We can now specify a resolutions block in your package.json that instructs Yarn to use certain versions of sub-dependencies regardless of the version requested in their original dependency sets.
By adding the following to our package.json:
"resolutions": {
"react": "^15.4.2"
}
We enforce that only one dependency of react is resolved and that it matches our requirement of less than version 16. Now when I look at the yarn.lock we have a single React entry:
react@>=0.14.0, "react@^0.14.0 || ^15.0.0", react@^15.4.2:
version "15.6.2"
resolved "https://registry.yarnpkg.com/react/-/react-15.6.2.tgz#dba0434ab439cfe82f108f0f511663908179aa72"
dependencies:
create-react-class "^15.6.0"
fbjs "^0.8.9"
loose-envify "^1.1.0"
object-assign "^4.1.0"
prop-types "^15.5.10"
and running yarn list react again is a single line:
└─ react@15.6.2
The tests are now passing with the correct version of React resolved using both Yarn and npm.
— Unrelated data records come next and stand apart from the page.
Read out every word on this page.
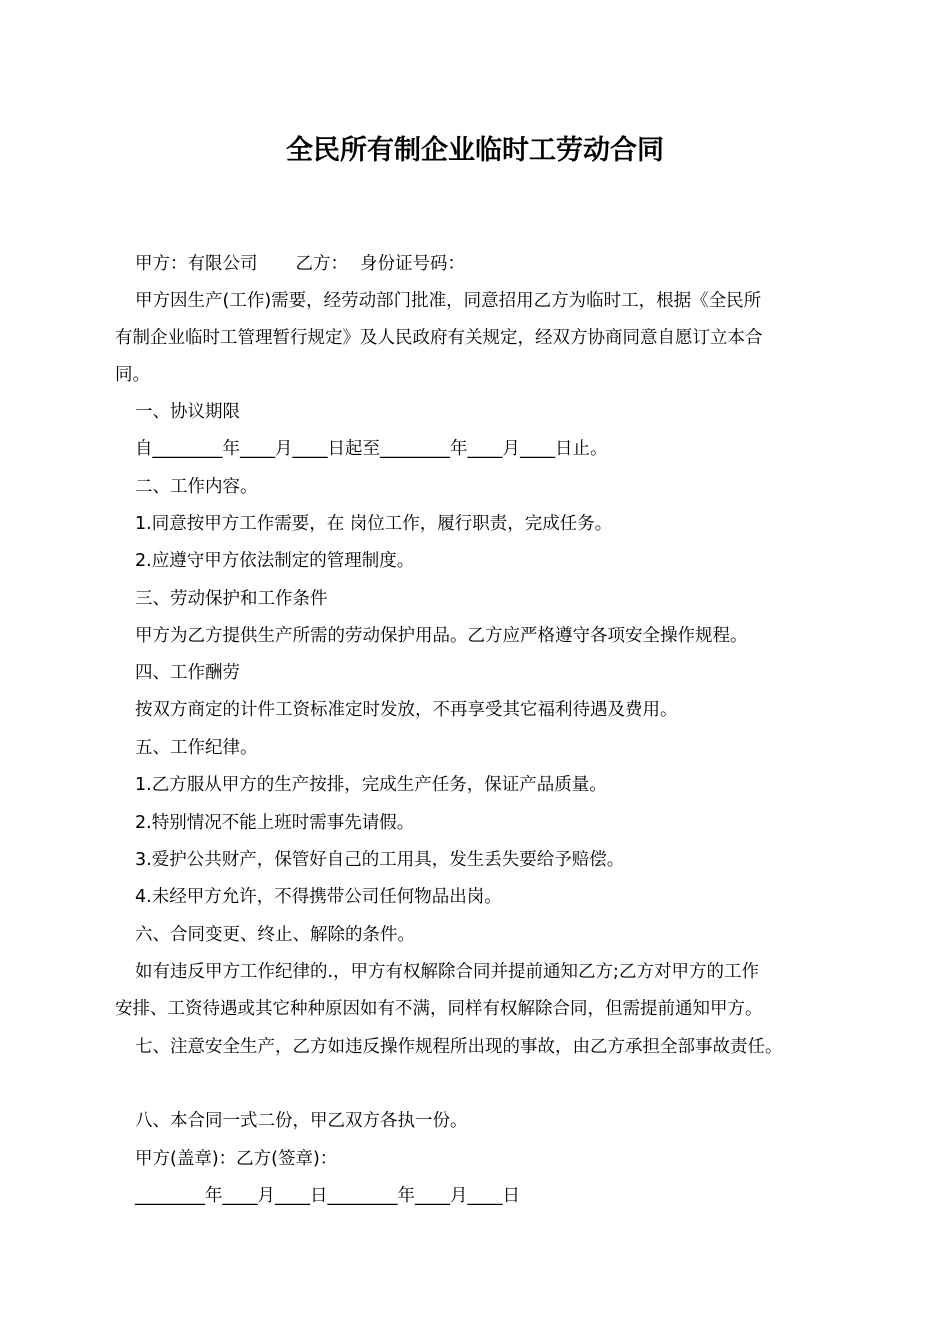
全民所有制企业临时工劳动合同

甲方：有限公司 乙方： 身份证号码：

甲方因生产(工作)需要，经劳动部门批准，同意招用乙方为临时工，根据《全民所

有制企业临时工管理暂行规定》及人民政府有关规定，经双方协商同意自愿订立本合

同。

一、协议期限

自________年____月____日起至________年____月____日止。

二、工作内容。

1.同意按甲方工作需要，在 岗位工作，履行职责，完成任务。

2.应遵守甲方依法制定的管理制度。

三、劳动保护和工作条件

甲方为乙方提供生产所需的劳动保护用品。乙方应严格遵守各项安全操作规程。

四、工作酬劳

按双方商定的计件工资标准定时发放，不再享受其它福利待遇及费用。

五、工作纪律。

1.乙方服从甲方的生产按排，完成生产任务，保证产品质量。

2.特别情况不能上班时需事先请假。

3.爱护公共财产，保管好自己的工用具，发生丢失要给予赔偿。

4.未经甲方允许，不得携带公司任何物品出岗。

六、合同变更、终止、解除的条件。

如有违反甲方工作纪律的.，甲方有权解除合同并提前通知乙方;乙方对甲方的工作

安排、工资待遇或其它种种原因如有不满，同样有权解除合同，但需提前通知甲方。

七、注意安全生产，乙方如违反操作规程所出现的事故，由乙方承担全部事故责任。

八、本合同一式二份，甲乙双方各执一份。

甲方(盖章)：乙方(签章)：

________年____月____日________年____月____日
The first key things to consider is to be careful of optimistic versioning of dependencies greater than any particular version. Over time we will pull in the upgraded versions of our dependencies that have corrected this problem in their package.json and then remove the blanket resolution.
The second thing to note is that Yarn and npm resolve packages differently. It was surprising when we realized that some projects using the same packages were broken and some weren’t because of the React upgrade. Choose whichever system works best for you and remember to check the implementation differences between the two package managers before taking anything for granted.